Dans Alger-Centre, le dispositif de sécurité est identique à celui des vendredis précédents avec quelques renforts en haut de l’hôpital Mustapha et place Addis-Abeba. Des positions abandonnées depuis quelques mois et qui ont fait leur réapparition à l’occasion de ce scrutin.

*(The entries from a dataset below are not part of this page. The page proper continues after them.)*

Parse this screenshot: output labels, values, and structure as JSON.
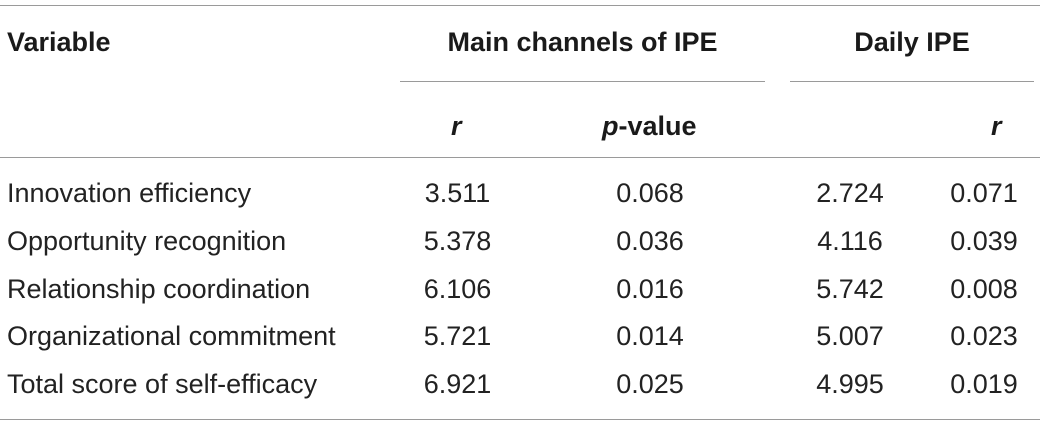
{
  "table": {
    "header": {
      "variable": "Variable",
      "group1": "Main channels of IPE",
      "group2": "Daily IPE",
      "col_r1": "r",
      "col_p_italic": "p",
      "col_p_rest": "-value",
      "col_r2": "r"
    },
    "rows": [
      {
        "variable": "Innovation efficiency",
        "c1": "3.511",
        "c2": "0.068",
        "c3": "2.724",
        "c4": "0.071"
      },
      {
        "variable": "Opportunity recognition",
        "c1": "5.378",
        "c2": "0.036",
        "c3": "4.116",
        "c4": "0.039"
      },
      {
        "variable": "Relationship coordination",
        "c1": "6.106",
        "c2": "0.016",
        "c3": "5.742",
        "c4": "0.008"
      },
      {
        "variable": "Organizational commitment",
        "c1": "5.721",
        "c2": "0.014",
        "c3": "5.007",
        "c4": "0.023"
      },
      {
        "variable": "Total score of self-efficacy",
        "c1": "6.921",
        "c2": "0.025",
        "c3": "4.995",
        "c4": "0.019"
      }
    ]
  }
}
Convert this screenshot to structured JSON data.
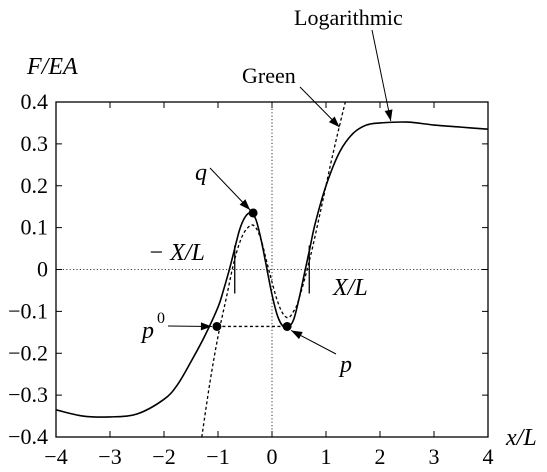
{
  "chart_data": {
    "type": "line",
    "title": "",
    "xlabel": "x/L",
    "ylabel": "F/EA",
    "xlim": [
      -4,
      4
    ],
    "ylim": [
      -0.4,
      0.4
    ],
    "grid": false,
    "zero_lines": true,
    "x_ticks": [
      -4,
      -3,
      -2,
      -1,
      0,
      1,
      2,
      3,
      4
    ],
    "x_tick_labels": [
      "−4",
      "−3",
      "−2",
      "−1",
      "0",
      "1",
      "2",
      "3",
      "4"
    ],
    "y_ticks": [
      -0.4,
      -0.3,
      -0.2,
      -0.1,
      0,
      0.1,
      0.2,
      0.3,
      0.4
    ],
    "y_tick_labels": [
      "−0.4",
      "−0.3",
      "−0.2",
      "−0.1",
      "0",
      "0.1",
      "0.2",
      "0.3",
      "0.4"
    ],
    "series": [
      {
        "name": "Logarithmic",
        "style": "solid",
        "x": [
          -4,
          -3.5,
          -3,
          -2.5,
          -2,
          -1.75,
          -1.5,
          -1.25,
          -1,
          -0.9,
          -0.8,
          -0.7,
          -0.6,
          -0.5,
          -0.4,
          -0.3,
          -0.2,
          -0.1,
          0,
          0.1,
          0.2,
          0.3,
          0.4,
          0.5,
          0.6,
          0.7,
          0.8,
          1,
          1.25,
          1.5,
          1.75,
          2,
          2.5,
          3,
          3.5,
          4
        ],
        "y": [
          -0.335,
          -0.35,
          -0.352,
          -0.345,
          -0.31,
          -0.275,
          -0.22,
          -0.16,
          -0.09,
          -0.05,
          -0.005,
          0.045,
          0.095,
          0.125,
          0.135,
          0.12,
          0.07,
          0.005,
          -0.06,
          -0.11,
          -0.135,
          -0.138,
          -0.12,
          -0.07,
          -0.01,
          0.05,
          0.11,
          0.2,
          0.28,
          0.325,
          0.345,
          0.35,
          0.352,
          0.345,
          0.34,
          0.335
        ]
      },
      {
        "name": "Green",
        "style": "dashed",
        "x": [
          -1.3,
          -1.15,
          -1,
          -0.85,
          -0.7,
          -0.55,
          -0.4,
          -0.3,
          -0.2,
          -0.1,
          0,
          0.1,
          0.2,
          0.3,
          0.4,
          0.5,
          0.7,
          0.9,
          1.1,
          1.3,
          1.4
        ],
        "y": [
          -0.4,
          -0.27,
          -0.16,
          -0.07,
          0.02,
          0.08,
          0.105,
          0.1,
          0.07,
          0.02,
          -0.03,
          -0.075,
          -0.105,
          -0.115,
          -0.1,
          -0.07,
          0.025,
          0.14,
          0.26,
          0.37,
          0.42
        ]
      }
    ],
    "points": [
      {
        "label": "q",
        "x": -0.35,
        "y": 0.135
      },
      {
        "label": "p0",
        "x": -1.02,
        "y": -0.136
      },
      {
        "label": "p",
        "x": 0.28,
        "y": -0.136
      }
    ],
    "maxwell_segment": {
      "x1": -1.02,
      "x2": 0.28,
      "y": -0.136
    },
    "vertical_markers": [
      -0.69,
      0.69
    ],
    "annotations": {
      "logarithmic": "Logarithmic",
      "green": "Green",
      "q": "q",
      "p0_base": "p",
      "p0_sup": "0",
      "p": "p",
      "minus_x_over_l": "− X/L",
      "x_over_l": "X/L"
    }
  }
}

• Rue Didouche Mourad, aux abords du siège du RCD (Rassemblement pour la culture et démocratie), les quelques activistes de ceux qui font le Hirak d’avant le Hirak y sont regroupés. Depuis deux semaines, le carré des irréductibles a pris son départ d’ici. Sauf qu’aujourd’hui, il semblerait qu’au RCD, on aimerait bien que la marche commence plutôt vers 14h. Un militant RCD s’adresse aux présents pour les inviter à rejoindre le carré du RCD après la prière du vendredi. Les «irréductibles» se donnent le mot pour se retrouver du côté de la mosquée «Errahma». L’un d’eux confiera: «Moi je suis un militant du Hirak! Personne ne nous dicte quand nous devrions commencer à manifester et surtout pas à ne pas manifester!». Ils rejoignent et se regroupent du côté de la mosquée «Errahma» dont les alentours sont sous surveillance accrue de policiers en civil. Même un «carrosse blanc», le fameux fourgon cellulaire, fait une apparition dans le périmètre. Beaucoup de contrôles. Quid des arrestations?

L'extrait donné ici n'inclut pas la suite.